Kerelaw had no shared vision to support challenging and vulnerable young people which led to "inconsistent practice and a high degree of tension among staff".
Many staff had only a rudimentary knowledge of child protection issues and felt insecure because they had no guidance on the safe use of physical restraint. There was no alarm system for staff and morale "was very low overall".
An acting principal and depute from outwith the school have been drafted in before the school and the unit close by the end of March.
The city has been in close touch with the Scottish Executive which has confirmed that it is to withdraw plans to expand provision in the secure unit, which houses half the Kerelaw pupils. Glasgow runs the unit on behalf of the Executive.
Ministers wanted to rebuild the secure unit and expand its numbers as part of a raft of measures on antisocial behaviour. Young people who are detained after children's hearings or court orders will now be transferred to other residential units in the west of Scotland.
Charlie Gordon, city council leader, emphasised that it was Glasgow that initiated the external inspection and the city that decided to close the school. "The welfare of the young people in our care is the priority," Mr Gordon said.
A last-minute plea from Unison failed to prevent the decision for closure.
Ronnie Stevenson, a union spokesman, said: "There is absolutely no reason for the city council to wash its hands of Kerelaw in this way.

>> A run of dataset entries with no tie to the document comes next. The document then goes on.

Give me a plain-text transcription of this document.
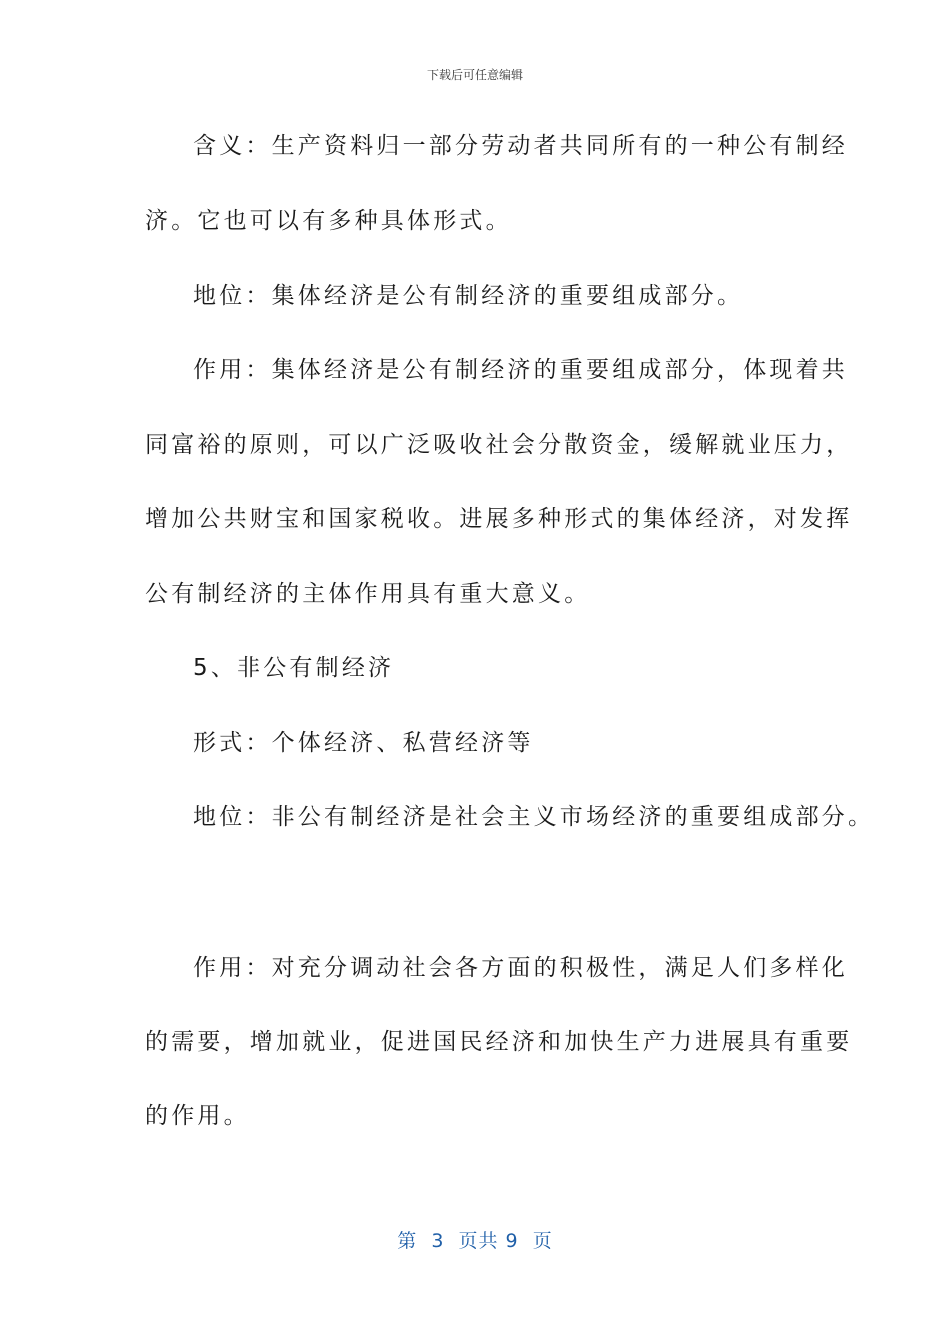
下载后可任意编辑
含义：生产资料归一部分劳动者共同所有的一种公有制经
济。它也可以有多种具体形式。
地位：集体经济是公有制经济的重要组成部分。
作用：集体经济是公有制经济的重要组成部分，体现着共
同富裕的原则，可以广泛吸收社会分散资金，缓解就业压力，
增加公共财宝和国家税收。进展多种形式的集体经济，对发挥
公有制经济的主体作用具有重大意义。
5、非公有制经济
形式：个体经济、私营经济等
地位：非公有制经济是社会主义市场经济的重要组成部分。
作用：对充分调动社会各方面的积极性，满足人们多样化
的需要，增加就业，促进国民经济和加快生产力进展具有重要
的作用。
第  3  页共 9  页
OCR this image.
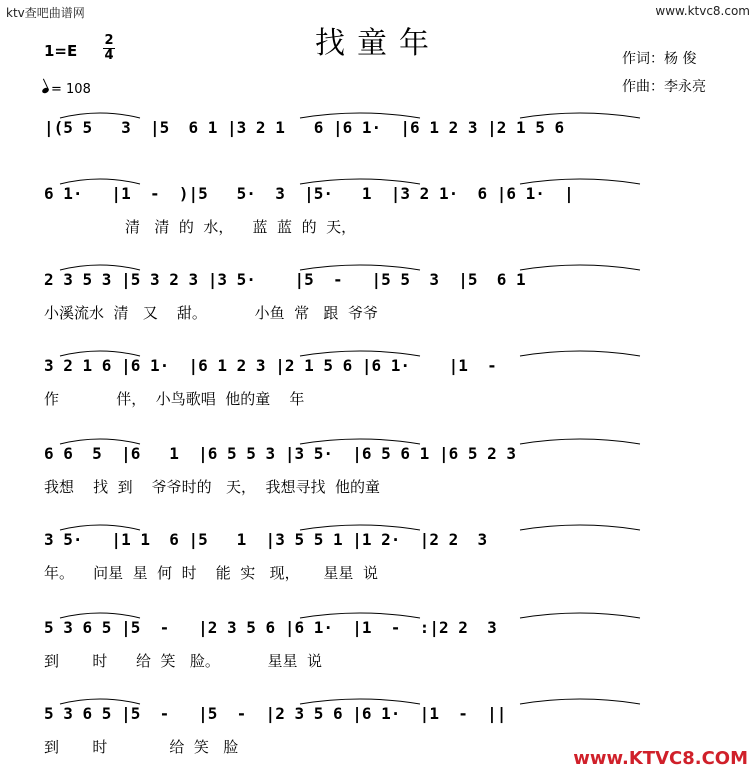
ktv查吧曲谱网	www.ktvc8.com
找童年
1=E
2
4
= 108
作词：杨 俊
作曲：李永亮
|(5 5   3  |5  6 1 |3 2 1   6 |6 1·  |6 1 2 3 |2 1 5 6
6 1·   |1  -  )|5   5·  3  |5·   1  |3 2 1·  6 |6 1·  |
清   清  的  水，    蓝  蓝  的  天，
2 3 5 3 |5 3 2 3 |3 5·    |5  -   |5 5  3  |5  6 1
小溪流水  清   又    甜。          小鱼  常   跟  爷爷
3 2 1 6 |6 1·  |6 1 2 3 |2 1 5 6 |6 1·    |1  -
作            伴，  小鸟歌唱  他的童    年
6 6  5  |6   1  |6 5 5 3 |3 5·  |6 5 6 1 |6 5 2 3
我想    找  到    爷爷时的   天，  我想寻找  他的童
3 5·   |1 1  6 |5   1  |3 5 5 1 |1 2·  |2 2  3
年。    问星  星  何  时    能  实   现，     星星  说
5 3 6 5 |5  -   |2 3 5 6 |6 1·  |1  -  :|2 2  3
到       时      给  笑   脸。          星星  说
5 3 6 5 |5  -   |5  -  |2 3 5 6 |6 1·  |1  -  ||
到       时             给  笑   脸
www.KTVC8.COM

All the evidence suggests that we will need more special placement centres, especially secure units to place children who will benefit from that care.
Both facilities were full prior to the bar on placing pupils there."
Mr Stevenson added: "Kerelaw has been poorly managed and there has been an absence of adequate training, supervision and support but the alternative of placing vulnerable young people in privately run accommodation will be both more expensive and more bureaucratic."